Constraints on cyclotron features and accretion regime in the high-mass X-ray binary 4U 1700-37 from NuSTAR

TL;DR

This study uses NuSTAR data to analyze the X-ray properties of 4U 1700-37, constraining its magnetic field and accretion regime, and assessing the presence of cyclotron features.

Contribution

It provides the first detailed spectral and timing analysis of 4U 1700-37 with NuSTAR, constraining magnetic field strength and accretion mode, and evaluating cyclotron feature significance.

Findings

No definitive cyclotron line detection.

Magnetic field estimated at 1.7–4.4 × 10^{12} G.

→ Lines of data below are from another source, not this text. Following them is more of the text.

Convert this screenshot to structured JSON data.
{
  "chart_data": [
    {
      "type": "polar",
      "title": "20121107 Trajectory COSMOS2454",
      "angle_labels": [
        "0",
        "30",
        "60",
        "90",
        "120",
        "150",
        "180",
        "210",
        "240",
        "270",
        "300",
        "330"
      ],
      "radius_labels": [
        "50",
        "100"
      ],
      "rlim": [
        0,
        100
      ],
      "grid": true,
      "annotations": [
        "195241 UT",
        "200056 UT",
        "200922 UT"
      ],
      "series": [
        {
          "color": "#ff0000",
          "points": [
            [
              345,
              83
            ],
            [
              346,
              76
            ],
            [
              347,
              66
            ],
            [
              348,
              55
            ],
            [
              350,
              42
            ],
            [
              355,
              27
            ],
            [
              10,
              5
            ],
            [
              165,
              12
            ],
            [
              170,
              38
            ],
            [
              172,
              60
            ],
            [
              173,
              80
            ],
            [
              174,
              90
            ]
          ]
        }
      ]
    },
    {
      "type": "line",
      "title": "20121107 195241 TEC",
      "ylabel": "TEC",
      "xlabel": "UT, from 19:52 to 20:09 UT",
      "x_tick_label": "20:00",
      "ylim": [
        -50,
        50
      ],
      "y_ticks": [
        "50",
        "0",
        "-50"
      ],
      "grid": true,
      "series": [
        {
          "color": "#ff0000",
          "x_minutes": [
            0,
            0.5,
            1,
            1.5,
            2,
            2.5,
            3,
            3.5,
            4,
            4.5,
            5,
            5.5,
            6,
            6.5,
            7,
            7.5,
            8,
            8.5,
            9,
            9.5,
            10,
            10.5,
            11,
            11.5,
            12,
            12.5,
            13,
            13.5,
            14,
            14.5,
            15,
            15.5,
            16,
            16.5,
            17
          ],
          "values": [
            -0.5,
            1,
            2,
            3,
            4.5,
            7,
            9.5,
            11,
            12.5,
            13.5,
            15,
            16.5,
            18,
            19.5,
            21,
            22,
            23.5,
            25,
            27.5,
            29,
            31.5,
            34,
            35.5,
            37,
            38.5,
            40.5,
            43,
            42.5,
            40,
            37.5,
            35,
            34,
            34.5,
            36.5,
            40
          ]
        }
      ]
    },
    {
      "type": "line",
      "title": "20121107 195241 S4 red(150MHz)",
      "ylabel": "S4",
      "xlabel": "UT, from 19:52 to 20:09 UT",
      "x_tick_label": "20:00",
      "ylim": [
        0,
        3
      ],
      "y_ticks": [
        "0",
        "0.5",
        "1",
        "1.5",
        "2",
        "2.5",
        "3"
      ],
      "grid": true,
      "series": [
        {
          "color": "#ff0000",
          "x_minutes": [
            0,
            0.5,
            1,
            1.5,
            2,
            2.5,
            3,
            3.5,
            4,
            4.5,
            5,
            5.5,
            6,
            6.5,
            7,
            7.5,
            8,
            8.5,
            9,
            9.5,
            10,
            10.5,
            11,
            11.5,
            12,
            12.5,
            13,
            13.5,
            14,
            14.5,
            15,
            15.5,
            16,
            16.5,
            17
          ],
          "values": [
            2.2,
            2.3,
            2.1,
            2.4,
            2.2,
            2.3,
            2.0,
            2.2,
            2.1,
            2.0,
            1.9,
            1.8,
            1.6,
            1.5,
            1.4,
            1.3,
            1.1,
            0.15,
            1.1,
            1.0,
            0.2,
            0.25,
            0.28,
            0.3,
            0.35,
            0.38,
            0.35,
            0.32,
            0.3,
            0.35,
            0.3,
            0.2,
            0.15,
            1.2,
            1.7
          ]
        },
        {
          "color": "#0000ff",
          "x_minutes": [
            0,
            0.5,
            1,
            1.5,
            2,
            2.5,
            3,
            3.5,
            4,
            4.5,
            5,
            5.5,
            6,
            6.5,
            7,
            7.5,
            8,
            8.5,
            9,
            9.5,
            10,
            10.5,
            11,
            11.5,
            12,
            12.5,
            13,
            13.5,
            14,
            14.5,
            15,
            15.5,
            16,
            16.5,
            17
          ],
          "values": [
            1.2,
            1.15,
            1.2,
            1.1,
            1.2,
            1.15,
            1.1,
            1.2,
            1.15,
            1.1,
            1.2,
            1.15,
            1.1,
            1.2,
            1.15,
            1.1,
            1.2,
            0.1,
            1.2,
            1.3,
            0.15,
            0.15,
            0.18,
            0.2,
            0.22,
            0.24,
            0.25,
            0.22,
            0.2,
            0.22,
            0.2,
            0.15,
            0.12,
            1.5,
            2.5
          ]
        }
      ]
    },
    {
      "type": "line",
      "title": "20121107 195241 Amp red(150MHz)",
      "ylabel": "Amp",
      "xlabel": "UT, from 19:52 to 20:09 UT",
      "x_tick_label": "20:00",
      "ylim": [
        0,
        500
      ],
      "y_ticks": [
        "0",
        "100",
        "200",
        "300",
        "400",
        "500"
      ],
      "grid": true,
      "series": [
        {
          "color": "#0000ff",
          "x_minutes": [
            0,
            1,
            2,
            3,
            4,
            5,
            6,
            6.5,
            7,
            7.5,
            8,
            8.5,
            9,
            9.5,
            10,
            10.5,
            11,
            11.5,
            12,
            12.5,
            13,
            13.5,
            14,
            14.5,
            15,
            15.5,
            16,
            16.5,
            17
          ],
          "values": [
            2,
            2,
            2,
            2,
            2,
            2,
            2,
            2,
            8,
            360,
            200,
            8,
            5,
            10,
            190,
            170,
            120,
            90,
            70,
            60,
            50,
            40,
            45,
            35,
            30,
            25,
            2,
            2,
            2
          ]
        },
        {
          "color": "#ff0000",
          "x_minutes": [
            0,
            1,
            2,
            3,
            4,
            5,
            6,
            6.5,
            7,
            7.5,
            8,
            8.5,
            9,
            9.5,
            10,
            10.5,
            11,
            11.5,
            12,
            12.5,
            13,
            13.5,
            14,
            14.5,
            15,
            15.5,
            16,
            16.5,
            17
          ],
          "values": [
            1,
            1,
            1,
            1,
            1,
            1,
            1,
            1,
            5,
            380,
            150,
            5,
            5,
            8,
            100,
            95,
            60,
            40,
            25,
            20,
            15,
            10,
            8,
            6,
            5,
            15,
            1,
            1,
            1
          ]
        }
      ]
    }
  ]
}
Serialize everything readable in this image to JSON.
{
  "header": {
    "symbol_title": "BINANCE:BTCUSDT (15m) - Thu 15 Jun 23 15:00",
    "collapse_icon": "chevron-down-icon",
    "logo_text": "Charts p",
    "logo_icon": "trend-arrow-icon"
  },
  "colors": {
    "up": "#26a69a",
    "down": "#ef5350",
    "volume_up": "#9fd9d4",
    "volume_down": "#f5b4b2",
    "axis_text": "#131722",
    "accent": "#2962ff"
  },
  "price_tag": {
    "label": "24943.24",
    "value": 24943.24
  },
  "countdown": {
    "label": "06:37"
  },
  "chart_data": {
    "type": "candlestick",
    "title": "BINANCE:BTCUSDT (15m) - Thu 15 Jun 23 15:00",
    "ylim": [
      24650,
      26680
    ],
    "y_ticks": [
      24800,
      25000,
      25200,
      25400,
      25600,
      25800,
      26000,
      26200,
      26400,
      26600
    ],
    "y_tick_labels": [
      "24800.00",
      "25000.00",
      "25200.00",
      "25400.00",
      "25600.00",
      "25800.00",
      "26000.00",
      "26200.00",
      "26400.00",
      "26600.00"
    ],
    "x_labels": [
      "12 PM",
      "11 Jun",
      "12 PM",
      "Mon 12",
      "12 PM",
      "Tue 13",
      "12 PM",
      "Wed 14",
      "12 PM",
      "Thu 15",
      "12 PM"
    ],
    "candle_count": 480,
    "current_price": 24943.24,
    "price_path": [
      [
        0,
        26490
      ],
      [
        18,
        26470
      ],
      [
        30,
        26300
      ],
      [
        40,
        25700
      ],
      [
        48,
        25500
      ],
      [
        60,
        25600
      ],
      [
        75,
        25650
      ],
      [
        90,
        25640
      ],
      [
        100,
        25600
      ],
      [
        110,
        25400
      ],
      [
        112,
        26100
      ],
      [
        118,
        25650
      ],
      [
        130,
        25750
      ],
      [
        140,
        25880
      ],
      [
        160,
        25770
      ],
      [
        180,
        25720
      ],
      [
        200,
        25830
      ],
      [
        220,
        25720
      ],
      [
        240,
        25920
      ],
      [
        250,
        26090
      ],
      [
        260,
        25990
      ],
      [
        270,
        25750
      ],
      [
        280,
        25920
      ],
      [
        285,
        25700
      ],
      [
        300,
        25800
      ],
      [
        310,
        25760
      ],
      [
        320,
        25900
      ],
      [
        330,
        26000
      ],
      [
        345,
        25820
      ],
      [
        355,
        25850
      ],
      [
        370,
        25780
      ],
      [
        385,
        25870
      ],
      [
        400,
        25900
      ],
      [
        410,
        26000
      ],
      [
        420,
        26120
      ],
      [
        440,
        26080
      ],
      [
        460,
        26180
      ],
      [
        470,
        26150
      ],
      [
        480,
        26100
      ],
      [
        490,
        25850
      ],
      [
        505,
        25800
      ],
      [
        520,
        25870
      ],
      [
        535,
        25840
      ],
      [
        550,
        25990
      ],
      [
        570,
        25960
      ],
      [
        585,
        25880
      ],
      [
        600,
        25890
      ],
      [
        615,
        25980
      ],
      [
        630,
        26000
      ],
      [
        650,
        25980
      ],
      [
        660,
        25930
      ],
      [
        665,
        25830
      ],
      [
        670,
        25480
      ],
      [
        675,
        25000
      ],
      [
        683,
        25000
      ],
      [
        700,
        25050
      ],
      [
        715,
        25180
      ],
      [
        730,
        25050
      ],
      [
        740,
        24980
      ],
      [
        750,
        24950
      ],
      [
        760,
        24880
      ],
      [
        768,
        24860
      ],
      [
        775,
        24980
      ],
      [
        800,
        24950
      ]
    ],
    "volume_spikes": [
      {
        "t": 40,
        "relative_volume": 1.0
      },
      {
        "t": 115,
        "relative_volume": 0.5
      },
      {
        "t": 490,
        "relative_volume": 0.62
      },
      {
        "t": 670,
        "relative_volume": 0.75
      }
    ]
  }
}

Supports quasi-spherical subsonic accretion regime.

Abstract

4U 1700-37 is a wind-fed high-mass X-ray binary hosting a compact object, likely a neutron star, accreting from O6.5 Iaf+ supergiant HD 153919. Coherent pulsations not firmly detected; magnetic field strength remains uncertain. We analyze NuSTAR observations to characterize hard X-ray timing and spectral properties, test robustness of candidate cyclotron features, and constrain magnetic field and accretion regime. We perform timing and spectral analysis of two observations, modeling spectra with continua used for accreting pulsars, and use simulations to assess significance of features. No coherent pulsations detected; pulsed fraction constrained below 1.5\%. Spectra are well described by absorbed blackbody plus cutoff power-law continuum, showing residuals around 20 keV and 40--50 keV. Features improve fits but do not constitute firm cyclotron detections. Intensity-resolved spectroscopy suggests possible shifts of apparent line centroid. Results favor neutron-star magnetic field of 1.7--4.4 $\times 10^{12}$ G and quasi-spherical subsonic accretion regime with equilibrium spin period $\sim 1.9$ ks. Analysis provides quantitative constraints on magnetic field and accretion physics, helping reconcile discrepant line-energy measurements.